SEOUL North Korea announced on Wednesday that its ruling Workers' Party congress will open on May 6, ending its silence on the exact starting date of the first such conference in 36 years.
The plan, first announced in October, calls for a rare party conference, at which analysts expect North Korea to formally adopt leader Kim Jong Un's "byongjin" policy to simultaneously push for economic development and nuclear weapons capability.
North Korea's last party conference was held in 1980, before the birth of Kim, who is believed to be 33.
Byongjin follows Kim's father's Songun, or "military first," policy and his grandfather's Juche, the North's home-grown founding ideology that combines Marxism and extreme nationalism.

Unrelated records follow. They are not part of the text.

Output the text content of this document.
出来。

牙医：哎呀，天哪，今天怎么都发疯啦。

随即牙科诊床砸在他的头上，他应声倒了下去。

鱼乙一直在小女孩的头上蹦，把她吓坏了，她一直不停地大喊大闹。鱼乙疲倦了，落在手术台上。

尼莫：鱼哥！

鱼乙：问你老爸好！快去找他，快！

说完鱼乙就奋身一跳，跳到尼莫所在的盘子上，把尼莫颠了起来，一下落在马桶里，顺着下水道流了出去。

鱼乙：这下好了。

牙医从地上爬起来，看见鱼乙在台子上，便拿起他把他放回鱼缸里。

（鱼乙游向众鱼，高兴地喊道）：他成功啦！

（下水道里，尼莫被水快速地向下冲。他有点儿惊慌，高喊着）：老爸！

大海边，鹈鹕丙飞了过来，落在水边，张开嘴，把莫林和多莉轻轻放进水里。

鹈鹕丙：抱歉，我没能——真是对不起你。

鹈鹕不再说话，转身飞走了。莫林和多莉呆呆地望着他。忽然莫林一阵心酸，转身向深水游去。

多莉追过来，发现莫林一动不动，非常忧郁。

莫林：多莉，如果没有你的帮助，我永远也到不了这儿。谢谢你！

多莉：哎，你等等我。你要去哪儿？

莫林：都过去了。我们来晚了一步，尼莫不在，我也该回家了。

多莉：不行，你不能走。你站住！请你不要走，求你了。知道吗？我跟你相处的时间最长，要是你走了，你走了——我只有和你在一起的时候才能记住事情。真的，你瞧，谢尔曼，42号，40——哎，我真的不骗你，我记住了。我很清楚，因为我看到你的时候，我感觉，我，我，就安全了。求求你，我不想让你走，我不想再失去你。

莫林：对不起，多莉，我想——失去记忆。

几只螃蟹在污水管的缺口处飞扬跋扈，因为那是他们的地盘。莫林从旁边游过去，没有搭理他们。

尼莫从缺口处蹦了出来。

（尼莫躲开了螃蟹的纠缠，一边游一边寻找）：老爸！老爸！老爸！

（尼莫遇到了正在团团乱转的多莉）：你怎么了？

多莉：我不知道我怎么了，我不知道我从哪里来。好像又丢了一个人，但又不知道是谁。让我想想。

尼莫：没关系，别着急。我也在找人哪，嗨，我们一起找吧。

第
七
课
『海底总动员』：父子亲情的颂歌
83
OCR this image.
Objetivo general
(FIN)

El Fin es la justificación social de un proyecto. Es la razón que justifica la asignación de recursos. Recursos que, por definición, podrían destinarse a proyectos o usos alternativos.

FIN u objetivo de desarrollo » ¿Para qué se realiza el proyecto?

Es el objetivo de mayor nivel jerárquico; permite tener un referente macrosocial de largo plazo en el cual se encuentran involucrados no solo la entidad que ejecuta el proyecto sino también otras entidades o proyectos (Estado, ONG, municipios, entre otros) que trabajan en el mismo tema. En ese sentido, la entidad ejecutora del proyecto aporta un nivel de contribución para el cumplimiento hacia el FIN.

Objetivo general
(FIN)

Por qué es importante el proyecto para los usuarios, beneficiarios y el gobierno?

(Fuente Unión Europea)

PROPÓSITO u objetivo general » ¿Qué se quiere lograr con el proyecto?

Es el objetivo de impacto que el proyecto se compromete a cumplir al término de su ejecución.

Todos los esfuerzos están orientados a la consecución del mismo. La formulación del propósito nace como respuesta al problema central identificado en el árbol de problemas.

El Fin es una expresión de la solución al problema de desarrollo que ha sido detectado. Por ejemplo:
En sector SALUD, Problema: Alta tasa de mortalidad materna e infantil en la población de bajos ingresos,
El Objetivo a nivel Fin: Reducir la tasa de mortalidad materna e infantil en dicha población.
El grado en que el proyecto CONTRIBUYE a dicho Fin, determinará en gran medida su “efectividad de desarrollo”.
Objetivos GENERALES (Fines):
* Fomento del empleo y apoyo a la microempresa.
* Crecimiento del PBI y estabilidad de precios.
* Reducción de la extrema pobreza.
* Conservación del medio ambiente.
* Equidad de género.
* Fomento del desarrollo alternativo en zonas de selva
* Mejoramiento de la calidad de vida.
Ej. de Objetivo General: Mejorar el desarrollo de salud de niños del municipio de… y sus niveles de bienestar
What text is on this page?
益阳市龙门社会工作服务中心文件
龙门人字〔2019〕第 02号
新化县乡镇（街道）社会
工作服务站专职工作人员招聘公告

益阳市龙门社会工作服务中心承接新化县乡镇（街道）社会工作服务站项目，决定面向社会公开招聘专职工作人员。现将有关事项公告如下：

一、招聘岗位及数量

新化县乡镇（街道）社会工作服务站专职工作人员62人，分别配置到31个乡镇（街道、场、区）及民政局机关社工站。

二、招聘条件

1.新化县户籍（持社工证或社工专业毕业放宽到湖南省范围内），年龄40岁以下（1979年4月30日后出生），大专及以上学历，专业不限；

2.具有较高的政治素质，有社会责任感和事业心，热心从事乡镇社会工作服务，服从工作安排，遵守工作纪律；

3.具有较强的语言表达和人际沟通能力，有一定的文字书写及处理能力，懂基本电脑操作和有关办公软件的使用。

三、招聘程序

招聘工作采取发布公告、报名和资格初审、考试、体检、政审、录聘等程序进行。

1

The event will be closely watched for any major policy adoptions by the isolated country, and how it will present its pursuit of nuclear weapons.
North Korea conducted its fourth nuclear test in January and has pushed ahead with ballistic missile development in defiance of U.N. sanctions and international warnings. It is seen to be readying another nuclear test and missile launches in the run-up to the conference despite new U.N. sanctions imposed in March.
The last Congress of the Workers' Party was held in 1980 under the rule of Kim's grandfather, Kim Il Sung, the state founder. Kim Jong Un's father, Kim Jong Il, who died in December 2011, never held a ruling party congress.
"The Political Bureau of the Central Committee of the WPK decides to open the Seventh Congress of the WPK in Pyongyang on May 6, 2016," state news agency KCNA said. WPK stands for the Workers' Party of Korea.